Structural Insights Into Regulation of SOS Mutagenesis

SOS 诱变调控的结构见解

• 批准号: 6667937
• 负责人: MARTIN GONZALEZ
• 金额: $ 10.5万
• 依托单位: SOUTHWESTERN UNIVERSITY
• 依托单位国家: 美国
• 财政年份: 2003
• 资助国家: 美国
• 起止时间: 2003-09-01 至 2008-06-30
• 项目状态: 已结题
• 来源: https://reporter.nih.gov/project-details/6667937
• 关键词: DNA damage; DNA directed DNA polymerase; DNA repair; biological signal transduction; cell cycle; cell growth regulation; conformation; enzyme activity; protein degradation; protein sequence; protein structure function; site directed mutagenesis

DESCRIPTION (provided by applicant): The degradation of proteins is known to be an essential regulatory mechanism vital for biological processes and diseases including cell cycle progression, DNA repair, and cancer. While the majority of cellular proteins are stable, there are a small percentage of cellular proteins that are unstable, temporal acting, and function in a regulatory manner. An example of these are the Escherichia coli proteins UmuD' (UmuD) and UmuC. UmuD'C comprise an error-prone DNA polymerase, DNA polV, necessary for the survival of the bacterium following extensive DNA damage. The Umu proteins are part of a DNA damage tolerance system termed SOS mutagenesis. Recent work suggests that the mammalian counterparts of these prokaryotic error-prone polymerases may play a role in processes from cancer establishment to induction of somatic cell hypermutation of immunoglobulin genes. Therefore, DNA polV activity and regulation is an ideal model to study for two reasons: (i) the regulation of DNA polV is vital to the understanding of the SOS mutagenic response and will provide a scientific foundation for exploring the regulation of eukaryotic error-prone polymerases, and (ii) DNA polV is a highly suitable model for studying selective protein degradation, a process known to be vital for cell integrity. The mechanisms by which proteases selectively recognize these and other unstable proteins are unknown and determining these mechanisms is important in understanding how SOS mutagenesis and other biological processes are specifically regulated. It is also unknown how starvation conditions, such as those experienced by bacterial cells in stationary phase and in their natural environment, affects the protease-substrate interaction. The research proposed in this project will elaborate on the mechanism(s) of Umu instability and will address the processing of UmuD (and potentially the other Umu proteins) demonstrated during stationary phase growth. We will use numerous molecular, biochemical, and genetic techniques to achieve the following aims: 1. To test DNA polV function and regulation during stress conditions not known to induce significant DNA damage. 2. To evaluate the complexity of the degradation signals of the Umu proteins and their effect on regulation.

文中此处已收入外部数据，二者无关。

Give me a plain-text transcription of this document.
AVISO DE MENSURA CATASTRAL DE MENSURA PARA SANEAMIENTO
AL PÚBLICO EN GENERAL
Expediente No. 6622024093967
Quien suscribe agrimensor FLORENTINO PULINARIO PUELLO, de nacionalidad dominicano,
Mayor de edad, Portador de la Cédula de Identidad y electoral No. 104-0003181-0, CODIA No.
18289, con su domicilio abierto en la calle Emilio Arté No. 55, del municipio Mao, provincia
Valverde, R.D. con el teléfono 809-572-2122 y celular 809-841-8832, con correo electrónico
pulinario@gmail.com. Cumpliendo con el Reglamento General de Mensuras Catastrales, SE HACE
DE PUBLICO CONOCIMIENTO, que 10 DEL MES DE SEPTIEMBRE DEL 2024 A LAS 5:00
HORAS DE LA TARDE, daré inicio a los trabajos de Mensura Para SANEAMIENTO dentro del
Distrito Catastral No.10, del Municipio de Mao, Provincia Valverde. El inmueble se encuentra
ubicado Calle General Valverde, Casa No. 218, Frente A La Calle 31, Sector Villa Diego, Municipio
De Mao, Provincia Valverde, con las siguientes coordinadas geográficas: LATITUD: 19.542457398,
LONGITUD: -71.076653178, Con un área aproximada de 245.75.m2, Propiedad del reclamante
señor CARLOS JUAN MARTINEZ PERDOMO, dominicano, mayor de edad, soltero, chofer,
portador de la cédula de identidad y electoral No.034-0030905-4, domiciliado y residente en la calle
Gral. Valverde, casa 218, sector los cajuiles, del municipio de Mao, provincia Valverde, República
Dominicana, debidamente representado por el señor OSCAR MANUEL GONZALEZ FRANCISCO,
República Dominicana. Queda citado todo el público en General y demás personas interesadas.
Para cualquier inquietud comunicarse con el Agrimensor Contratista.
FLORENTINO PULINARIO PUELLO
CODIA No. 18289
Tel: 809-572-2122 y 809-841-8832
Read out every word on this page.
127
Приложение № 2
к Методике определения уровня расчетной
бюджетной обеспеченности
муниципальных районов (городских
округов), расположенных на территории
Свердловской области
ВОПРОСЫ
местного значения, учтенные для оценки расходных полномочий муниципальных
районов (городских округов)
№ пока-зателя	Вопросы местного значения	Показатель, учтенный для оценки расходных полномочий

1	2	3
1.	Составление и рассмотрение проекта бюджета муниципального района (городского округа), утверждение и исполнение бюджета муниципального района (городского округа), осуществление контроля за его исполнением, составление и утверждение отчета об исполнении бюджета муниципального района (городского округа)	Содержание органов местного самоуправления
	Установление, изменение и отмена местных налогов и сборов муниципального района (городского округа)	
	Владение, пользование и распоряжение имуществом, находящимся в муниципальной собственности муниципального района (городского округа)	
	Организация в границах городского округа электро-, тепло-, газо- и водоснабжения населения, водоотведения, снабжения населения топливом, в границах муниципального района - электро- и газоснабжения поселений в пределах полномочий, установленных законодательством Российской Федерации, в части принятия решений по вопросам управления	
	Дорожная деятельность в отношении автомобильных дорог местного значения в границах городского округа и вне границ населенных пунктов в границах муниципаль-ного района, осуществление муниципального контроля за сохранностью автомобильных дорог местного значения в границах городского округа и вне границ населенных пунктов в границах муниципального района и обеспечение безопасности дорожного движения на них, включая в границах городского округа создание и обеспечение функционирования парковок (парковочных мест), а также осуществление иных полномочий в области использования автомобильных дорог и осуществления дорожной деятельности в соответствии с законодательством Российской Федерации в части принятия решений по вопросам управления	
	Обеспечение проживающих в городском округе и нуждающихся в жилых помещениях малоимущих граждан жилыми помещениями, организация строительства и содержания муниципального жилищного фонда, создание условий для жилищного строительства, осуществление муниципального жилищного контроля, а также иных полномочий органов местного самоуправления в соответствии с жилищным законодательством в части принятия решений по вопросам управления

描述（由申请人提供）：已知蛋白质的降解是对生物过程和疾病（包括细胞周期进展，DNA修复和癌症）至关重要的调节机制。虽然大多数细胞蛋白是稳定的，但少数细胞蛋白不稳定，时间作用和以调节方式起作用。这些例子是大肠杆菌蛋白Umud'（Umud）和Umuc。 UMUD'C包含一个容易出错的DNA聚合酶DNA POLV，这对于广泛的DNA损伤后细菌的存活所必需。 UMU蛋白是称为SOS诱变的DNA损伤耐受系统的一部分。最近的工作表明，这些原核生物错误的聚合酶的哺乳动物对应物可能在从癌症建立到诱导免疫球蛋白基因的体细胞超女性的过程中起作用。 Therefore, DNA polV activity and regulation is an ideal model to study for two reasons: (i) the regulation of DNA polV is vital to the understanding of the SOS mutagenic response and will provide a scientific foundation for exploring the regulation of eukaryotic error-prone polymerases, and (ii) DN​​A polV is a highly suitable model for studying selective protein degradation, a process known to be vital for cell integrity.蛋白酶选择性地识别这些和其他不稳定蛋白质的机制是未知的，并且确定这些机制对于理解SOS诱变和其他生物学过程如何特别调节很重要。饥饿的条件（例如固定相和自然环境中细菌细胞经历的条件）也未知如何影响蛋白酶 - 基底相互作用。该项目中提出的研究将详细介绍UMU不稳定性的机制，并将解决在固定期生长期间所证明的UMUD（以及可能是其他UMU蛋白）的处理。我们将使用许多分子，生化和遗传技术来实现以下目的：1。在不知道会诱导明显的DNA损伤的压力条件下测试DNA POLV功能和调节。 2。评估UMU蛋白降解信号的复杂性及其对调节的影响。